An ecosystem of R packages is the ‘tidyverse’, designed for common data analysis tasks and whose orchestrator is Hadley Wickham.
With code, we saw that we could store information in objects, for
example in functions used for storing instructions;
values (numeric, integers and characters), vectors which contain
sequences of the same value type, data frames that have
values stored in columns and rows. All of these objects can created
using the assignment operators, = or <- (x,
gap2002, x_plus_y).
my_new_object = 1
x <- 5
y = 6
my_vector_of_numbers <- c(2,4,1,6,2)
adding <- function(x, y){x + y}
We talked about how using code to perform analysis allows for greater reproducibility meaning that we or others can rerun our analysis in a precise way.
We were introduced to RStudio which is an integrated development environment (IDE).

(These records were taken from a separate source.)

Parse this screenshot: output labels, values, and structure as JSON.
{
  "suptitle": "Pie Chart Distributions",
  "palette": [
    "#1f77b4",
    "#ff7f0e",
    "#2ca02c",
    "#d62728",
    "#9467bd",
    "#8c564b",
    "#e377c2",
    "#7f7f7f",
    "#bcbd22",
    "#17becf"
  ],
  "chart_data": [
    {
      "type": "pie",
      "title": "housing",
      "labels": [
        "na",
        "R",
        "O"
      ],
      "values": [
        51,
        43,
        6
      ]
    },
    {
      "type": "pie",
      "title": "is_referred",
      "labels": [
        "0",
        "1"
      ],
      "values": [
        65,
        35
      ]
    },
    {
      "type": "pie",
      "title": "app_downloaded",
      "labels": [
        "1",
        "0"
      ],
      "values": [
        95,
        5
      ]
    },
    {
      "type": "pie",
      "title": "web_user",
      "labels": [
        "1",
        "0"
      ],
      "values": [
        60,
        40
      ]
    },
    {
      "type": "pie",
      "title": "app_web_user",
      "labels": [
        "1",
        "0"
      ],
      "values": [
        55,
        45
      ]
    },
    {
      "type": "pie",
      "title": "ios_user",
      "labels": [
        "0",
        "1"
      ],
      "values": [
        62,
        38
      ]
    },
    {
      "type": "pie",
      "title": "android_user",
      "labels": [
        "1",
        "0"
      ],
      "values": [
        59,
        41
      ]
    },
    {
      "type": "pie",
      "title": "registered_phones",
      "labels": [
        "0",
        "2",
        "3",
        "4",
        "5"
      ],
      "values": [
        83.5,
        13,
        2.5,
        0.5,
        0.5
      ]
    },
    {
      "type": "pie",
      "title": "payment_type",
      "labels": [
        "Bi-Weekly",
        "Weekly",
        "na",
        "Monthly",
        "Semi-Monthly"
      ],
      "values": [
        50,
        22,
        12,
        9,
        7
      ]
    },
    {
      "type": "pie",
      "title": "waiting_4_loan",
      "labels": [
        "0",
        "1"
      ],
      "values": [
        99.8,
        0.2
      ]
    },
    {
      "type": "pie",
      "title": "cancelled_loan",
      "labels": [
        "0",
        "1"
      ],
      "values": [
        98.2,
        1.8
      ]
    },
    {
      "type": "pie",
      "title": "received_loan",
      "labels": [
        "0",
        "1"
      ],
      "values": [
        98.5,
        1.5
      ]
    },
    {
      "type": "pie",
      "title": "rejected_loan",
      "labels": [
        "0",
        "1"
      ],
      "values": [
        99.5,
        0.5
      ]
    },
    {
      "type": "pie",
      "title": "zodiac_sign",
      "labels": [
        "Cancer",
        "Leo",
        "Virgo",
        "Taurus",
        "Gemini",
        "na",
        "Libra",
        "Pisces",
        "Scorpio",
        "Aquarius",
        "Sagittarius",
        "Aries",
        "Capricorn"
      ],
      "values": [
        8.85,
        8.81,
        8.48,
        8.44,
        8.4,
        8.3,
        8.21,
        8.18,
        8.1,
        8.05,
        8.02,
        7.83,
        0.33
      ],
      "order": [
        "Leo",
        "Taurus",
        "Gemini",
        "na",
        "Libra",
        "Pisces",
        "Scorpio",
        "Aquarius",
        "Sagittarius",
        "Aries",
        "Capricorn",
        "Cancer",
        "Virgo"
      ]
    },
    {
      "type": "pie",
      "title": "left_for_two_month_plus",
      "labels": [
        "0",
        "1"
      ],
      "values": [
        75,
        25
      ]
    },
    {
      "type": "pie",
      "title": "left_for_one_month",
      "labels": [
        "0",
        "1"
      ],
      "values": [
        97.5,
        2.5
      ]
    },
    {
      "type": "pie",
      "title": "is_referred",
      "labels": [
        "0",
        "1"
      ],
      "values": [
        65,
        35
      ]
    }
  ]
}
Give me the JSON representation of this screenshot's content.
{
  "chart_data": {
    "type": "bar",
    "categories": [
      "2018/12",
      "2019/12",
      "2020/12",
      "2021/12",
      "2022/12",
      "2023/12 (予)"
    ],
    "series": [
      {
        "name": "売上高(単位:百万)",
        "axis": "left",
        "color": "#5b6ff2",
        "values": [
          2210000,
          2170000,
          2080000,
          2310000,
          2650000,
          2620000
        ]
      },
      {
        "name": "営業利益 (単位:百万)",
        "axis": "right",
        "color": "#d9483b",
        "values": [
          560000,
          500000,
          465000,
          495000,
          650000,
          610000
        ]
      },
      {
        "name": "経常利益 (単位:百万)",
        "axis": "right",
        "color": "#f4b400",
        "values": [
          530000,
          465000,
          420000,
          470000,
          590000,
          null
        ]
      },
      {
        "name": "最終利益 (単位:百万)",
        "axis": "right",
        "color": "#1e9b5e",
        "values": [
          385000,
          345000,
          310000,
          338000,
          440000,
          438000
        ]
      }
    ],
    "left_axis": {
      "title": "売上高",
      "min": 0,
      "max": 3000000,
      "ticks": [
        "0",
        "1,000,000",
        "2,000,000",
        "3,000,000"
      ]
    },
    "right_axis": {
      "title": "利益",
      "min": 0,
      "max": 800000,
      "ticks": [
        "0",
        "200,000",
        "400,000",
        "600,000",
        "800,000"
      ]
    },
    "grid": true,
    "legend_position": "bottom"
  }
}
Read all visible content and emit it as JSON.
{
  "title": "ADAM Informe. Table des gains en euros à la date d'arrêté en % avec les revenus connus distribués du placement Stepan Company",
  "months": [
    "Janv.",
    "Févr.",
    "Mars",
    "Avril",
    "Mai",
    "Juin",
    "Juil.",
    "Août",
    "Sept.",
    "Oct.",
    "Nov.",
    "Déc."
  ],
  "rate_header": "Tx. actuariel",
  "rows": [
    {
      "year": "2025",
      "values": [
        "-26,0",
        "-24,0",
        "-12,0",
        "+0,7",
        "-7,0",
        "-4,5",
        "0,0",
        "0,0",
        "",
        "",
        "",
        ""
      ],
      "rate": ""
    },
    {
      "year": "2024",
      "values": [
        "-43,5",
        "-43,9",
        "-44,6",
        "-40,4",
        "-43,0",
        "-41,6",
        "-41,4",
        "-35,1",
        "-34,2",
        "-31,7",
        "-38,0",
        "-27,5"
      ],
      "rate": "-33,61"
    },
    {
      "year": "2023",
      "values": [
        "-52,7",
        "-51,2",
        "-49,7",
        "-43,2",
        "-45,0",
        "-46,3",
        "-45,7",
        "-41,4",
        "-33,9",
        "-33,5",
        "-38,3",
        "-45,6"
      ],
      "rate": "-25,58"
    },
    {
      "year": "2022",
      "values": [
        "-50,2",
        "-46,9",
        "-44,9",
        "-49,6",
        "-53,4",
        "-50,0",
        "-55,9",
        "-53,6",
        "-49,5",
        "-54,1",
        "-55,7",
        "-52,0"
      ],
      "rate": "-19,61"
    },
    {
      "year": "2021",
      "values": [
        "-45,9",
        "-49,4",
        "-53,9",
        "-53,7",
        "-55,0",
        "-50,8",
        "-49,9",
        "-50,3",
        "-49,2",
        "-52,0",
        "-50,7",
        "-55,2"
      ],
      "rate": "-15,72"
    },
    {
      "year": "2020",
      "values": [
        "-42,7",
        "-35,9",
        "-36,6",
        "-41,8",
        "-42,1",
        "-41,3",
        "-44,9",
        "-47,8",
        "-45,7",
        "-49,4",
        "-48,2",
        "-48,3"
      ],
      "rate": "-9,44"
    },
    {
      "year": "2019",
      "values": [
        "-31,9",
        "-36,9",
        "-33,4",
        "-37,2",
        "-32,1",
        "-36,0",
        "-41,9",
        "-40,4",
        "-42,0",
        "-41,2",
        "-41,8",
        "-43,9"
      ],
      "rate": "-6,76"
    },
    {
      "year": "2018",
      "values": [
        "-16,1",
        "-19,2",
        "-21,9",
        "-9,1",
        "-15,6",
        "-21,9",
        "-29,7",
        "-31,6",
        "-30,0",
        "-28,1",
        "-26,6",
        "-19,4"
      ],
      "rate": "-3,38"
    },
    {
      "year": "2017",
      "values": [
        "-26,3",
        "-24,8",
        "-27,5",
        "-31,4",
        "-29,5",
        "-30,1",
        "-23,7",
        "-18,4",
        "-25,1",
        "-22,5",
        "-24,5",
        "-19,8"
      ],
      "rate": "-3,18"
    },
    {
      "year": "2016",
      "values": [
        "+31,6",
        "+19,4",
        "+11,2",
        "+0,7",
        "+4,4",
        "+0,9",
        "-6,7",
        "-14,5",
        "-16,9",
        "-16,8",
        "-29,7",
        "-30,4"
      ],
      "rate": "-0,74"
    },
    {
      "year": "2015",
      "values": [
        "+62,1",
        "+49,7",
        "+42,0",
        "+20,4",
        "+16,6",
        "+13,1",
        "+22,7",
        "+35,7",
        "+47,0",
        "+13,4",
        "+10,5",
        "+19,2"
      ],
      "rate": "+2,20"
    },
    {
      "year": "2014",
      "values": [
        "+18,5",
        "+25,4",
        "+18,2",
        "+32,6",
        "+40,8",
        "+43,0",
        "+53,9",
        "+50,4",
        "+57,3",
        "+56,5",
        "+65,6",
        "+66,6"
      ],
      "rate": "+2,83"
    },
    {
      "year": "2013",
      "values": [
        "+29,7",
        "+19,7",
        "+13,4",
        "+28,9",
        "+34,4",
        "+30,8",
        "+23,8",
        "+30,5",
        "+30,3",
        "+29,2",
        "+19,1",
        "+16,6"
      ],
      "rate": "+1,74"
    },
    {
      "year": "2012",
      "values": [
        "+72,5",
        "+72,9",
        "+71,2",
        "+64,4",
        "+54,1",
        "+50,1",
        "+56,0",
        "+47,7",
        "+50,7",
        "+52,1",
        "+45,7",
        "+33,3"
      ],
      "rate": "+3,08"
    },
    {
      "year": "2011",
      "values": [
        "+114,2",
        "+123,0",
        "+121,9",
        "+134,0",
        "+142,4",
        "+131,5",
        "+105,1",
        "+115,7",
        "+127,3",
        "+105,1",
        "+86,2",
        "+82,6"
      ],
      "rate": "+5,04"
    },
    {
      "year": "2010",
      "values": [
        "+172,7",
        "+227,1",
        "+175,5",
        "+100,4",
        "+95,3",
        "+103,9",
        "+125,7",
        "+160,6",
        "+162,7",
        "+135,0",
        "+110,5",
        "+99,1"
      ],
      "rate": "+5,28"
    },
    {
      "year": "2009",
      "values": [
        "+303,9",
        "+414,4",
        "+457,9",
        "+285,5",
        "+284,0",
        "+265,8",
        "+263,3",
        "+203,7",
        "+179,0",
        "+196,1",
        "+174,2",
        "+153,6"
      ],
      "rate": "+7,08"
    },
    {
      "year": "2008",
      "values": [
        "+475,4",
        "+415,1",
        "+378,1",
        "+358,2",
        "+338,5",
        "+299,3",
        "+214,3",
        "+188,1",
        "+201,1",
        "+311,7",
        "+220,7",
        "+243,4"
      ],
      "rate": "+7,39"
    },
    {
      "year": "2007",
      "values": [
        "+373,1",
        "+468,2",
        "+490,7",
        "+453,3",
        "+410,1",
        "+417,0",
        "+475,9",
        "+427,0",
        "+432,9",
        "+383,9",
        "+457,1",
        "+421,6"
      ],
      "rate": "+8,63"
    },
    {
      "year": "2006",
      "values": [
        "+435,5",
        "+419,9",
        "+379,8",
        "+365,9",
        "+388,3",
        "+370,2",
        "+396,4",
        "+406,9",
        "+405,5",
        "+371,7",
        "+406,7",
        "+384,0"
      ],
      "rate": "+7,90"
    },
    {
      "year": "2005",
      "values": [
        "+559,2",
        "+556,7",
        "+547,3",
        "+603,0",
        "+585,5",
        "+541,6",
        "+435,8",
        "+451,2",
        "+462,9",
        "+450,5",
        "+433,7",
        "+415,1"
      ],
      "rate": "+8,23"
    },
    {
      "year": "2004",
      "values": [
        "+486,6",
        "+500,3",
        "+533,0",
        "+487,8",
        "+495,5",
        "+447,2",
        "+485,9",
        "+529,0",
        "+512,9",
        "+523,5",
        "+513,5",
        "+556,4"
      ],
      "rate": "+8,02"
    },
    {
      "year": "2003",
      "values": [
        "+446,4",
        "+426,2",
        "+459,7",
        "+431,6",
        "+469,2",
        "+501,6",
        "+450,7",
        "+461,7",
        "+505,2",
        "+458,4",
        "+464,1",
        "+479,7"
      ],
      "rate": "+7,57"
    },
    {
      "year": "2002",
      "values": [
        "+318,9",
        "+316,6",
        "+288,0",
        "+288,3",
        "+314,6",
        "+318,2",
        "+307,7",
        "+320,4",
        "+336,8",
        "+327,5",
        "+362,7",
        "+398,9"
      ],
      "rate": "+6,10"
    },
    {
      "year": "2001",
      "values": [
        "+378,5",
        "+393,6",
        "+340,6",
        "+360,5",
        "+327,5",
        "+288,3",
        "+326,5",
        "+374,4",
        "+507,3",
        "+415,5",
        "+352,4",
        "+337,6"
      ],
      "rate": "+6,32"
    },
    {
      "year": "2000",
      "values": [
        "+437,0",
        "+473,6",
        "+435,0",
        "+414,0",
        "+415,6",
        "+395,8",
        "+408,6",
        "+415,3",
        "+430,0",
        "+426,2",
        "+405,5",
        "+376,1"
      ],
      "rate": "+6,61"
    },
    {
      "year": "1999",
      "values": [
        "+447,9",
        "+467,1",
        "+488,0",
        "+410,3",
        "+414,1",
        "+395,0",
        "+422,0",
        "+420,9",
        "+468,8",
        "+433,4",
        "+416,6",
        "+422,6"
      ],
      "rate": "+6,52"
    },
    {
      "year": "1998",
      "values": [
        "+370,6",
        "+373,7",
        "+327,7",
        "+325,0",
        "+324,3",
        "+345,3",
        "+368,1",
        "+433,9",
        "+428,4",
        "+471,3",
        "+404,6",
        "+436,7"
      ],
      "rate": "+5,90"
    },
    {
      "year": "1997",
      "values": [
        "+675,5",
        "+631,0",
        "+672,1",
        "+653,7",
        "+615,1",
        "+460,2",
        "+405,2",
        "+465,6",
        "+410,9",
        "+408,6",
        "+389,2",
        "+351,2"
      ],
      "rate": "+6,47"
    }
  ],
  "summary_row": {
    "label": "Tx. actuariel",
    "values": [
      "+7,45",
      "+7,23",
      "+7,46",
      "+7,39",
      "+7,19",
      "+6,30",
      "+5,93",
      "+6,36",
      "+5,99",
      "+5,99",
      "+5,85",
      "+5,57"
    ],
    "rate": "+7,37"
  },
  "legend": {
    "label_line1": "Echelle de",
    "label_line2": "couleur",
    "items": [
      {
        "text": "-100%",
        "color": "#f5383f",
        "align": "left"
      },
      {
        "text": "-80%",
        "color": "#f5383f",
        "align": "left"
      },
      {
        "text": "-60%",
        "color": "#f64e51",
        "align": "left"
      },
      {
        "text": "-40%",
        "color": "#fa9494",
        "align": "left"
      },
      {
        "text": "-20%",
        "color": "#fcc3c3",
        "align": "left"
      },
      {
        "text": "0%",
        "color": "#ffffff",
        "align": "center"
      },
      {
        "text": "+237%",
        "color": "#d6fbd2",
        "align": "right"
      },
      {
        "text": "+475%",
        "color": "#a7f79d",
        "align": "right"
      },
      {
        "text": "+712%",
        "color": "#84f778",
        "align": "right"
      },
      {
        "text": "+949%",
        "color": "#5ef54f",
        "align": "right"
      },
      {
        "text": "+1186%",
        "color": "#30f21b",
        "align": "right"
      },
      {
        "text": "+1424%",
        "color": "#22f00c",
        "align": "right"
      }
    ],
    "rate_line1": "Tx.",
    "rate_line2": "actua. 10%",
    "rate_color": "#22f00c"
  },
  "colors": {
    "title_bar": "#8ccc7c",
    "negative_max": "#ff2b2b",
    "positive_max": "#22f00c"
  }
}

At first, we used the console to try out some simple mathematical operations with the R programming language. Using the console is kind of like a casual conversation in the R language! To allow for greater reproducibility - to record our analytic ‘conversation’ – we’ve been created a ‘quarto’ file, which allowed us to write prose (natural language), and code. Upon rendering the quarto document, the prose, code and output (graphs, or calculated values) were all published together and viable in the viewer pane of RStudio. The quarto file itself (the ‘source’ file) has a .qmd extension, and we ‘rendered’ it to a new ‘html’ which is what the viewer pane displayed.
We also talked about data visualization being an especially powerful way to both explore and communicate about data, because visualized data can be pre-attentively processed that’s processing without even mentally focusing on them. That is, the patterns in the data are noticed in an effortless way when visualized (patterns that would be really hard to notice if the data were not visualized, and just in a table).
We were introduced to ggplot2, a foundational package of the tidyverse that implements the grammar of graphics philosophy described in Leland Wilkinson, book “the Grammar of Graphics”. This framework describes the components of data visualizations (or ’statistical graphics; as he calls them), and advocates for systems that allow these components to be declared independently.
The ggplot2 system requires at least three of the graphical components to be declared:
The data
The aesthetic mapping (or visual encoding how variables should be represented thinks like color, x-position, y-position, linetype, size, which ggplot2 calls ‘aesthetics’
… and..
Geometric shapes that can take on these visual aesthetics Examples of these ‘geoms’, are lines, points, rectangles, bars.
We learned about the gapminder project, watched a video of Hans Rosling presenting the gapminder data, and we used ggplot2, to produce a frame (2002) of the animated version of the plot he put together.